2 Mayıs 2012 Çarşamba

"Nükhet Duru Yorumculuğu" Sanki Duygunun Matematiksel Bir Kurgusu Gibi!

Nükhet Duru 1992 yılına kadar benim için yoncanın yapraklarından biriydi. Önce Ajda Pekkan'a tutulmuş, sonra Sezen Aksu'ya, sonra Nilüfer'e, en son keşfedebilmiştim Nükhet Duru'yu. Demek ki müzik algımın gelişebilmesi için 20 yaşına gelmem gerekiyormuş. 1991 yılında çıkan "Aç Gözünü Adamım" albümü ben askerdeyken çıkmıştı ve ancak Güneş gazetesinin müzik dergisindeki en çok satanlar listesinde görünce farkına varmıştım yeni bir albümünün daha çıktığını. Döndükten sonra albümü aldım ve Nükhet Duru'ya ciddi anlamda ilk hayranlığım 1992 yılında bu albümle başlamıştı. "94" albümüyle tam anlamıyla pekişti bu hayranlığım ve "Nükhet Duru Klasikleri" toplamasıyla da Nükhet Duru'nun ne olduğunu, kim olduğunu kavramaya başlamıştım.

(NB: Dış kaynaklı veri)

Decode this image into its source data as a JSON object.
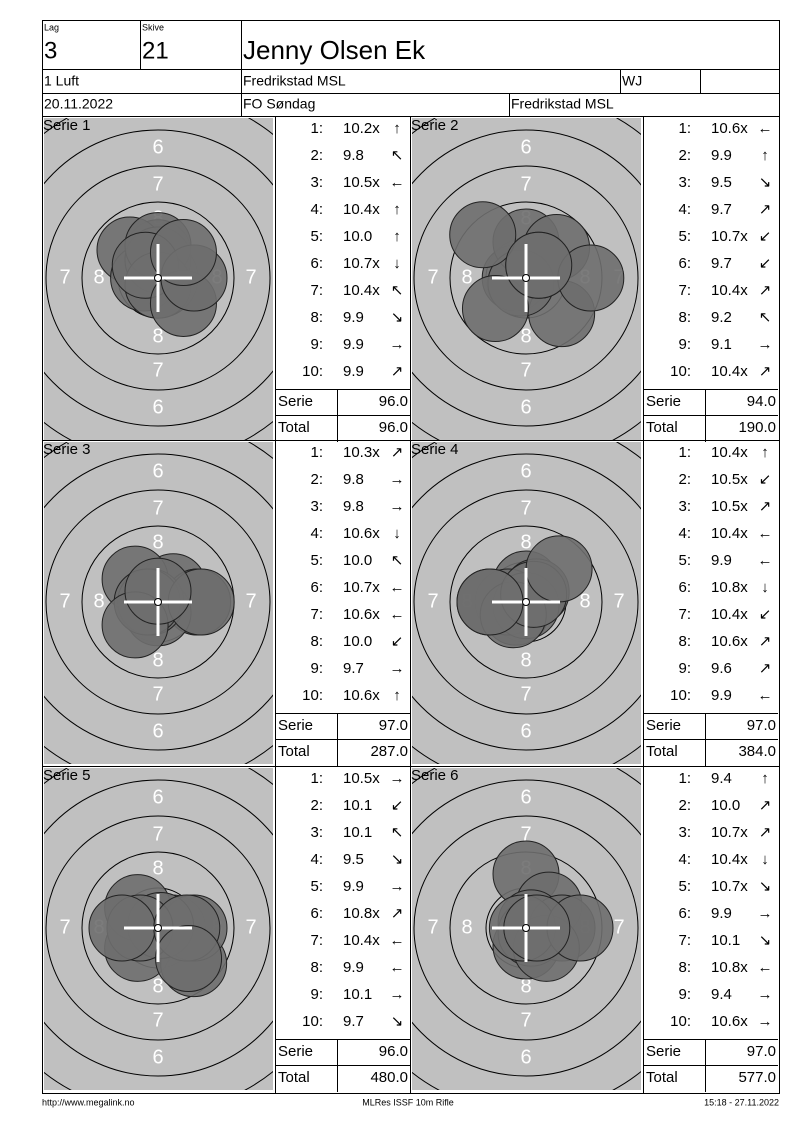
{
  "header": {
    "lag_label": "Lag",
    "lag": "3",
    "skive_label": "Skive",
    "skive": "21",
    "name": "Jenny Olsen Ek",
    "class": "1 Luft",
    "club": "Fredrikstad MSL",
    "category": "WJ",
    "date": "20.11.2022",
    "event": "FO Søndag",
    "venue": "Fredrikstad MSL"
  },
  "target": {
    "ring_numbers": [
      "6",
      "7",
      "8"
    ]
  },
  "shot_numbers": [
    "1:",
    "2:",
    "3:",
    "4:",
    "5:",
    "6:",
    "7:",
    "8:",
    "9:",
    "10:"
  ],
  "serie_label": "Serie",
  "total_label": "Total",
  "series": [
    {
      "label": "Serie 1",
      "shots": [
        {
          "score": "10.2x",
          "arrow": "↑"
        },
        {
          "score": "9.8",
          "arrow": "↖"
        },
        {
          "score": "10.5x",
          "arrow": "←"
        },
        {
          "score": "10.4x",
          "arrow": "↑"
        },
        {
          "score": "10.0",
          "arrow": "↑"
        },
        {
          "score": "10.7x",
          "arrow": "↓"
        },
        {
          "score": "10.4x",
          "arrow": "↖"
        },
        {
          "score": "9.9",
          "arrow": "↘"
        },
        {
          "score": "9.9",
          "arrow": "→"
        },
        {
          "score": "9.9",
          "arrow": "↗"
        }
      ],
      "serie": "96.0",
      "total": "96.0"
    },
    {
      "label": "Serie 2",
      "shots": [
        {
          "score": "10.6x",
          "arrow": "←"
        },
        {
          "score": "9.9",
          "arrow": "↑"
        },
        {
          "score": "9.5",
          "arrow": "↘"
        },
        {
          "score": "9.7",
          "arrow": "↗"
        },
        {
          "score": "10.7x",
          "arrow": "↙"
        },
        {
          "score": "9.7",
          "arrow": "↙"
        },
        {
          "score": "10.4x",
          "arrow": "↗"
        },
        {
          "score": "9.2",
          "arrow": "↖"
        },
        {
          "score": "9.1",
          "arrow": "→"
        },
        {
          "score": "10.4x",
          "arrow": "↗"
        }
      ],
      "serie": "94.0",
      "total": "190.0"
    },
    {
      "label": "Serie 3",
      "shots": [
        {
          "score": "10.3x",
          "arrow": "↗"
        },
        {
          "score": "9.8",
          "arrow": "→"
        },
        {
          "score": "9.8",
          "arrow": "→"
        },
        {
          "score": "10.6x",
          "arrow": "↓"
        },
        {
          "score": "10.0",
          "arrow": "↖"
        },
        {
          "score": "10.7x",
          "arrow": "←"
        },
        {
          "score": "10.6x",
          "arrow": "←"
        },
        {
          "score": "10.0",
          "arrow": "↙"
        },
        {
          "score": "9.7",
          "arrow": "→"
        },
        {
          "score": "10.6x",
          "arrow": "↑"
        }
      ],
      "serie": "97.0",
      "total": "287.0"
    },
    {
      "label": "Serie 4",
      "shots": [
        {
          "score": "10.4x",
          "arrow": "↑"
        },
        {
          "score": "10.5x",
          "arrow": "↙"
        },
        {
          "score": "10.5x",
          "arrow": "↗"
        },
        {
          "score": "10.4x",
          "arrow": "←"
        },
        {
          "score": "9.9",
          "arrow": "←"
        },
        {
          "score": "10.8x",
          "arrow": "↓"
        },
        {
          "score": "10.4x",
          "arrow": "↙"
        },
        {
          "score": "10.6x",
          "arrow": "↗"
        },
        {
          "score": "9.6",
          "arrow": "↗"
        },
        {
          "score": "9.9",
          "arrow": "←"
        }
      ],
      "serie": "97.0",
      "total": "384.0"
    },
    {
      "label": "Serie 5",
      "shots": [
        {
          "score": "10.5x",
          "arrow": "→"
        },
        {
          "score": "10.1",
          "arrow": "↙"
        },
        {
          "score": "10.1",
          "arrow": "↖"
        },
        {
          "score": "9.5",
          "arrow": "↘"
        },
        {
          "score": "9.9",
          "arrow": "→"
        },
        {
          "score": "10.8x",
          "arrow": "↗"
        },
        {
          "score": "10.4x",
          "arrow": "←"
        },
        {
          "score": "9.9",
          "arrow": "←"
        },
        {
          "score": "10.1",
          "arrow": "→"
        },
        {
          "score": "9.7",
          "arrow": "↘"
        }
      ],
      "serie": "96.0",
      "total": "480.0"
    },
    {
      "label": "Serie 6",
      "shots": [
        {
          "score": "9.4",
          "arrow": "↑"
        },
        {
          "score": "10.0",
          "arrow": "↗"
        },
        {
          "score": "10.7x",
          "arrow": "↗"
        },
        {
          "score": "10.4x",
          "arrow": "↓"
        },
        {
          "score": "10.7x",
          "arrow": "↘"
        },
        {
          "score": "9.9",
          "arrow": "→"
        },
        {
          "score": "10.1",
          "arrow": "↘"
        },
        {
          "score": "10.8x",
          "arrow": "←"
        },
        {
          "score": "9.4",
          "arrow": "→"
        },
        {
          "score": "10.6x",
          "arrow": "→"
        }
      ],
      "serie": "97.0",
      "total": "577.0"
    }
  ],
  "footer": {
    "left": "http://www.megalink.no",
    "center": "MLRes ISSF 10m Rifle",
    "right": "15:18 - 27.11.2022"
  }
}
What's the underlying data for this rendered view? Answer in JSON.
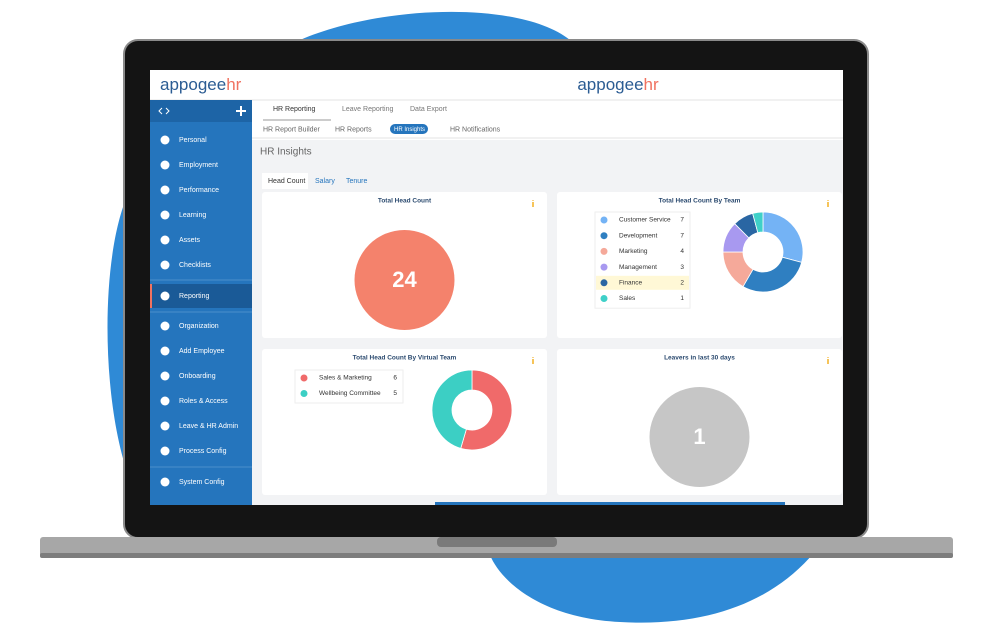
{
  "logo": {
    "main": "appogee",
    "accent": "hr"
  },
  "sidebar": {
    "items": [
      "Personal",
      "Employment",
      "Performance",
      "Learning",
      "Assets",
      "Checklists",
      "Reporting",
      "Organization",
      "Add Employee",
      "Onboarding",
      "Roles & Access",
      "Leave & HR Admin",
      "Process Config",
      "System Config"
    ],
    "active": 6
  },
  "tabs": {
    "items": [
      "HR Reporting",
      "Leave Reporting",
      "Data Export"
    ],
    "active": 0
  },
  "subtabs": {
    "items": [
      "HR Report Builder",
      "HR Reports",
      "HR Insights",
      "HR Notifications"
    ],
    "active": 2
  },
  "page_title": "HR Insights",
  "insight_tabs": {
    "items": [
      "Head Count",
      "Salary",
      "Tenure"
    ],
    "active": 0
  },
  "cards": [
    {
      "title": "Total Head Count",
      "value": 24,
      "color": "#f4826c"
    },
    {
      "title": "Total Head Count By Team",
      "items": [
        {
          "name": "Customer Service",
          "value": 7,
          "color": "#74b3f5"
        },
        {
          "name": "Development",
          "value": 7,
          "color": "#2f7fc1"
        },
        {
          "name": "Marketing",
          "value": 4,
          "color": "#f5a99a"
        },
        {
          "name": "Management",
          "value": 3,
          "color": "#a899f0"
        },
        {
          "name": "Finance",
          "value": 2,
          "color": "#2a66a3"
        },
        {
          "name": "Sales",
          "value": 1,
          "color": "#3fd0c8"
        }
      ],
      "highlight": 4
    },
    {
      "title": "Total Head Count By Virtual Team",
      "items": [
        {
          "name": "Sales & Marketing",
          "value": 6,
          "color": "#f06a6a"
        },
        {
          "name": "Wellbeing Committee",
          "value": 5,
          "color": "#3ccfc4"
        }
      ]
    },
    {
      "title": "Leavers in last 30 days",
      "value": 1,
      "color": "#c6c6c6"
    }
  ]
}
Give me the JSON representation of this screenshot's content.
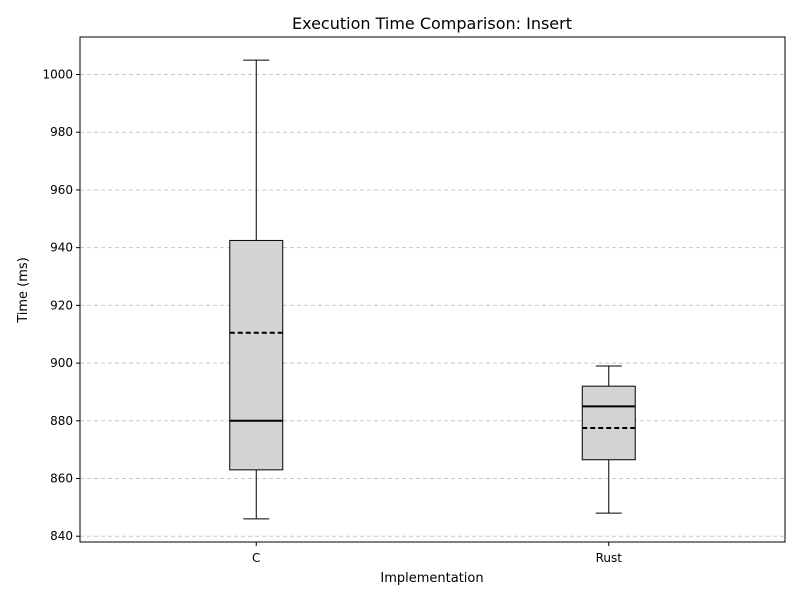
{
  "chart_data": {
    "type": "box",
    "title": "Execution Time Comparison: Insert",
    "xlabel": "Implementation",
    "ylabel": "Time (ms)",
    "ylim": [
      838,
      1013
    ],
    "yticks": [
      840,
      860,
      880,
      900,
      920,
      940,
      960,
      980,
      1000
    ],
    "grid": "y-dashed",
    "box_color": "#d3d3d3",
    "categories": [
      "C",
      "Rust"
    ],
    "boxes": [
      {
        "category": "C",
        "whisker_low": 846,
        "q1": 863,
        "median": 880,
        "mean": 910.5,
        "q3": 942.5,
        "whisker_high": 1005
      },
      {
        "category": "Rust",
        "whisker_low": 848,
        "q1": 866.5,
        "median": 885,
        "mean": 877.5,
        "q3": 892,
        "whisker_high": 899
      }
    ]
  }
}
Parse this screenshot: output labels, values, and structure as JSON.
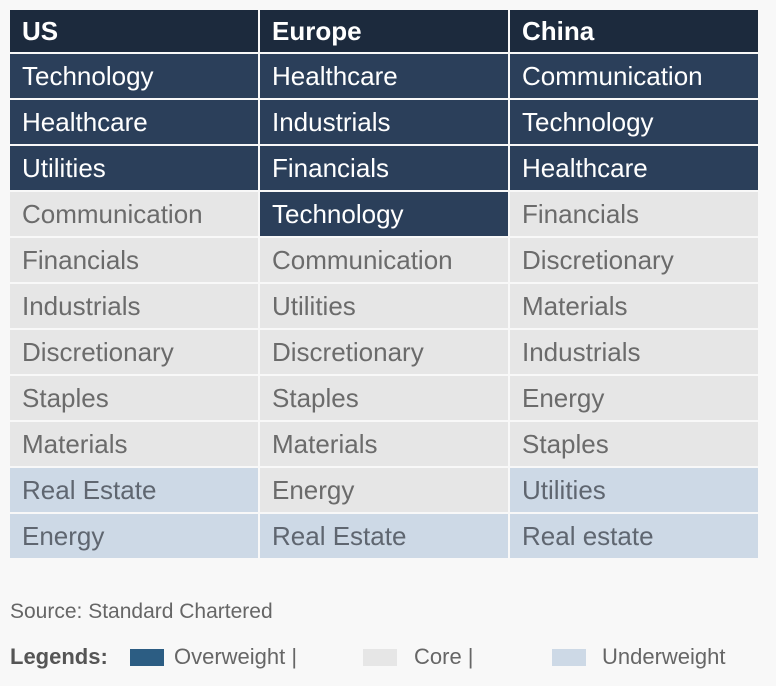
{
  "table": {
    "header": [
      "US",
      "Europe",
      "China"
    ],
    "rows": [
      [
        {
          "text": "Technology",
          "color": "#2b3f5a"
        },
        {
          "text": "Healthcare",
          "color": "#2b3f5a"
        },
        {
          "text": "Communication",
          "color": "#2b3f5a"
        }
      ],
      [
        {
          "text": "Healthcare",
          "color": "#2b3f5a"
        },
        {
          "text": "Industrials",
          "color": "#2b3f5a"
        },
        {
          "text": "Technology",
          "color": "#2b3f5a"
        }
      ],
      [
        {
          "text": "Utilities",
          "color": "#2b3f5a"
        },
        {
          "text": "Financials",
          "color": "#2b3f5a"
        },
        {
          "text": "Healthcare",
          "color": "#2b3f5a"
        }
      ],
      [
        {
          "text": "Communication",
          "color": "#e6e6e6"
        },
        {
          "text": "Technology",
          "color": "#2b3f5a"
        },
        {
          "text": "Financials",
          "color": "#e6e6e6"
        }
      ],
      [
        {
          "text": "Financials",
          "color": "#e6e6e6"
        },
        {
          "text": "Communication",
          "color": "#e6e6e6"
        },
        {
          "text": "Discretionary",
          "color": "#e6e6e6"
        }
      ],
      [
        {
          "text": "Industrials",
          "color": "#e6e6e6"
        },
        {
          "text": "Utilities",
          "color": "#e6e6e6"
        },
        {
          "text": "Materials",
          "color": "#e6e6e6"
        }
      ],
      [
        {
          "text": "Discretionary",
          "color": "#e6e6e6"
        },
        {
          "text": "Discretionary",
          "color": "#e6e6e6"
        },
        {
          "text": "Industrials",
          "color": "#e6e6e6"
        }
      ],
      [
        {
          "text": "Staples",
          "color": "#e6e6e6"
        },
        {
          "text": "Staples",
          "color": "#e6e6e6"
        },
        {
          "text": "Energy",
          "color": "#e6e6e6"
        }
      ],
      [
        {
          "text": "Materials",
          "color": "#e6e6e6"
        },
        {
          "text": "Materials",
          "color": "#e6e6e6"
        },
        {
          "text": "Staples",
          "color": "#e6e6e6"
        }
      ],
      [
        {
          "text": "Real Estate",
          "color": "#cdd9e6"
        },
        {
          "text": "Energy",
          "color": "#e6e6e6"
        },
        {
          "text": "Utilities",
          "color": "#cdd9e6"
        }
      ],
      [
        {
          "text": "Energy",
          "color": "#cdd9e6"
        },
        {
          "text": "Real Estate",
          "color": "#cdd9e6"
        },
        {
          "text": "Real estate",
          "color": "#cdd9e6"
        }
      ]
    ]
  },
  "source": "Source: Standard Chartered",
  "legend": {
    "title": "Legends:",
    "items": [
      {
        "label": "Overweight |",
        "color": "#2c5d83"
      },
      {
        "label": "Core |",
        "color": "#e6e6e6"
      },
      {
        "label": "Underweight",
        "color": "#cdd9e6"
      }
    ]
  }
}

Sonra da yeni çıkan albümlerle ve eski çıkan albümlerine geriye dönüşler yaparak iyice özümsemeye başladım. Ne kadar tam anlamıyla keşfetmeye çalışsam da, sonu gelmeyen heyecan dolu bir yolculuğa çıkmıştım. Çünkü üstünkörü dinlemekle anlaşılabilecek bir yorumcu, sanatçı değildi Nükhet Duru. Eserlerini her dinlediğimde kaçırdığım bir şeylerin olduğunu görüyor, yeni heyecanlar yakalıyordum ve hiç eskimiyordu bu eserler çabuk sıkılan bir yapıya sahip olmama rağmen. Belki bilinçli, belki tesadüfen sanki matematiksel bir kurguyla duygu yorumculuğu, şarkıcılığı yapıyor gibiydi ama en samimi ve en derin şekilde. Denklemleri yerine oturtabilmek de öyle kısa süreli bir şey değildi. Tam anlamıyla anlaşılamamasının sebebi de uzun vadeli kalıcılık üzerine kurgulanan bu zorluktu sanırım. Bu zorluğun amacı da anlaşılamamak adına değil sanata katkı, müziği biraz daha yukarıya çekebilmek olsa gerek. Kolaycılığa alıştırılan bir kültürde zor yolu seçmişti ama insanın geriye dönüp baktığında pişman olmayacağı işler yapmasının onuru ve gururunun maneviyatı, hiçbir maddi ve manevi değerle ölçülemez. Arkanda iyi işler bırakmadıktan sonra yaşamanın ne anlamı olabilir ki? Keşke herkes keşfedebilse Nükhet Duru'nun müziğini ve keşfedilebilmesi için de 40. sanat yılı hatırına bugüne kadar yaptığı tüm albümleri, 45'likleri dijital platforma aktarılabilse. Müzik insanı olarak geçinenlerin bile tam olarak algılayamadığı bir noktada, dinleyicilerden Nükhet Duru müziğini algılamalarını, anlamalarını beklemek çok mu imkansız bir şey acaba?